- Born: 23 April 1930 Brussels, Belgium
- Died: 16 May 2022 (aged 92)
- Education: Magdalen College, Oxford
- Occupation: Banker
- Known for: Establishment of the Eurobond market; co-founder of Compagnie Monegasque de Banque; senior roles at Lazard
- Spouse: Mirabel Magdalene Fitzalan Howard (m. 1952; died 2008)
- Children: 8

= Bernard Kelly (banker) =

British banker

Bernard Noel Terence Kelly (23 April 1930 – 16 May 2022) was a British banker who contributed to the establishment of the Eurobond market in London during the 1960s. He later co-founded the Compagnie Monegasque de Banque and held senior positions at the merchant bank Lazard.

==Early life and education==
Kelly was born in Brussels to Sir David Kelly, a British diplomat, and Comtesse Renée Marie Noële Ghislaine de Vaux. He was educated at Downside School in Somerset. Between 1948 and 1950, he completed National Service in the 8th Queen's Royal Irish Hussars in Aden.
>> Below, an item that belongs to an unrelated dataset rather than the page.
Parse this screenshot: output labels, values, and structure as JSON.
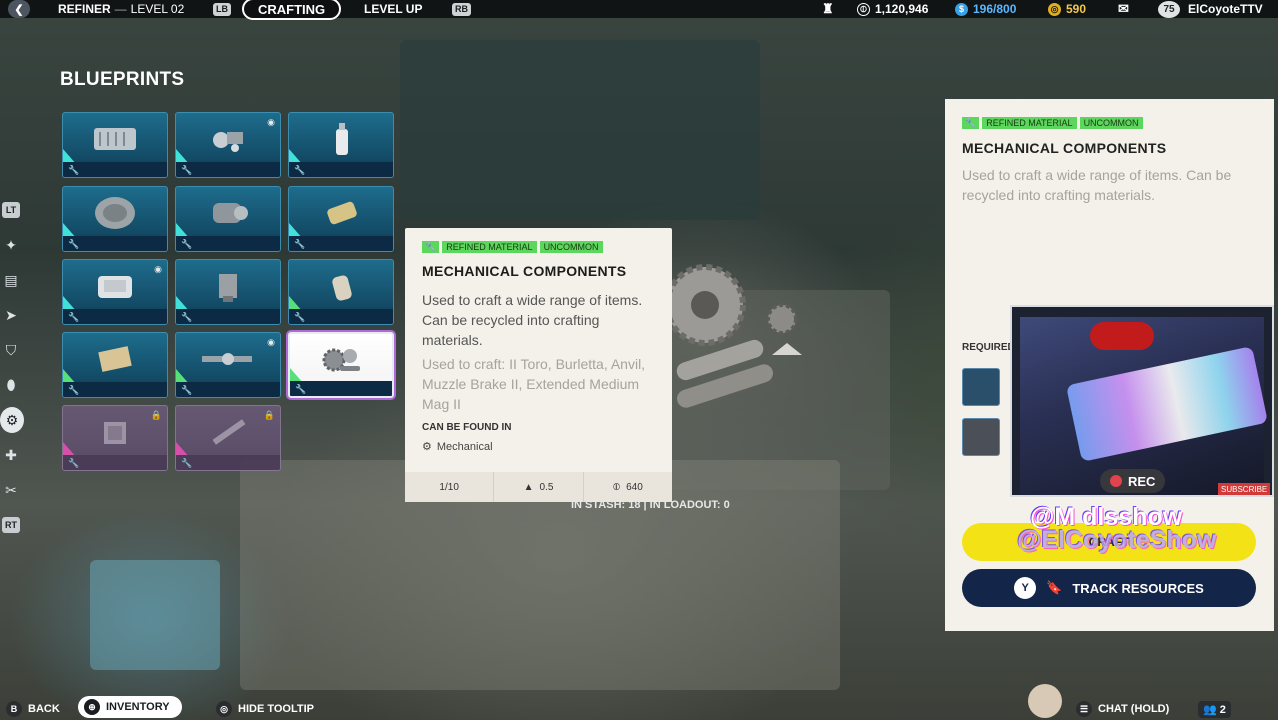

Kelly later studied history at Magdalen College, Oxford, but did not graduate. He qualified as a solicitor and became a partner at the law firm Simmons & Simmons.

==Career==
In 1960, Kelly joined the merchant bank SG Warburg. He was involved in the early development of the Eurobond market and worked on transactions including a $200 million bond issue for the Irish government.

In the mid-1970s, Kelly relocated to Monaco and co-founded the Compagnie Monegasque de Banque. He returned to London in 1979 to join Lazard Brothers, where he worked during a period of restructuring at the firm.

==Personal life==
In 1952, Kelly married Mirabel Magdalene Fitzalan Howard, with whom he had eight children. He had an interest in French culture and in his later years advised junior professionals in the finance sector. His wife died in 2008. Kelly died on 16 May 2022, at the age of 92, from complications related to Parkinson's disease.